[Met Performance] CID:97980
La Traviata {148} Matinee ed. Metropolitan Opera House: 01/13/1928.

(Review)


Metropolitan Opera House
January 13, 1928 Matinee


LA TRAVIATA {148}
Giuseppe Verdi--Francesco Maria Piave

Violetta................Amelita Galli-Curci
Alfredo.................Giacomo Lauri-Volpi
Germont.................Giuseppe De Luca
Flora...................Minnie Egener
Gastone.................Giordano Paltrinieri
Baron Douphol...........Vincenzo Reschiglian
Marquis D'Obigny........Millo Picco
Dr. Grenvil.............Paolo Ananian
Annina..................Philine Falco

Conductor...............Tullio Serafin

Director................Samuel Thewman
Set designer............Joseph Urban
Costume designer........Mathilde Castel-Bert
Choreographer...........Rosina Galli

La Traviata received four performances this season.

Review of Charles D. Isaacson in the New York Telegraph

GALLI-CURCI IN 'TRAVIATA'

Sings Supremely as Invalid Violetta at Well-Attended Matinee

The greatest voice in the world was heard again yesterday afternoon, in a special matinee at the Metropolitan Opera House. Galli-Curci surpassed even herself in her singing of the invalid Violetta. Rarely has she reached the heights of purest vocalization which she scaled with ease in the first "Traviata" of the season. Not only did she pour forth the magical river of sainted sound, but she demonstrated the unrivalled agility of her technical equipment. She seemed to be intent on accomplishing the most hazardous, bewildering and thrilling runs, roulades and skyrocketing, and in achieving the results in a manner, free of effort or strain.

To hear her, in the long, strenuous scenes which require almost uninterrupted singing, allowing scarcely the pauses, then to compare the quiet, restrained unforced style of Galli-Curci with the screaming, pushing, striving, working, energizing, agonizing, methods of so many artists who are really worthwhile, is to appreciate this famous vocal equipment and its directness.

Yet there was still another element worthy of special commendation yesterday afternoon in the work of Galli-Curci. She has never been praised for her worth as an actress. It would be too much to expect also that she could be a powerful exponent of the dramatic art.
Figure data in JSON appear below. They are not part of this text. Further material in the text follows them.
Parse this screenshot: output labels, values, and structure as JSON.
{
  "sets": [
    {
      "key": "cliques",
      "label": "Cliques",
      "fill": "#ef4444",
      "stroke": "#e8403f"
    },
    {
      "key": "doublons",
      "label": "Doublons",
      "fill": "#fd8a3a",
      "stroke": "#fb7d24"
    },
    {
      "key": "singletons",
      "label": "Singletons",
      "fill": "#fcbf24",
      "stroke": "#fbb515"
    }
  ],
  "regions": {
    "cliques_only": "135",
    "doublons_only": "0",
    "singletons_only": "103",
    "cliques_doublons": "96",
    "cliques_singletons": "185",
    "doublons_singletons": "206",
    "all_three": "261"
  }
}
For instance, Chaliapin is the actor and not the singer. Nevertheless, in the last scene of "Traviata," the coloratura also lived the character. This Violetta was dying. This Violetta was not prostrate in silence and vigorous in singing. The artist never forgot the character for her vocal phrases. Would that there was more of this!

Noteworthy in the cast was De Luca as the elder Germont. He was always the father, the gentleman, the insistent pleader and, later, the penitent. De Luca is the exception to the rule - actor and singer - almost the finest representative at the Metropolitan.

Lauri-Volpi was a worthy third in the presence of Galli-Curci and De Luca. His singing was flawless, and his ardor sincere. Sometimes he forgot his sweetheart in his eagerness not to overlook the audience. He was too happy when he came to the ball. In the last entrance, after his long absence, he exhibited about as much eagerness as a slow motion picture actor, enacting old age.

Lovely work was done by the ballet. Miss Falco turned her little role into a worthy one; Miss Egener was Flora. Messrs. Paltrinieri, Reschiglian, Picco and Ananian completed a splendid cast. The conductor was Tullio Serafin. He perhaps figured out very soon what was wrong with the woodwind section, especially in the second act. The performance was given for the benefit of the Willoughby House and School Settlement. The house was almost capacity, so we are sure the fund was swelled.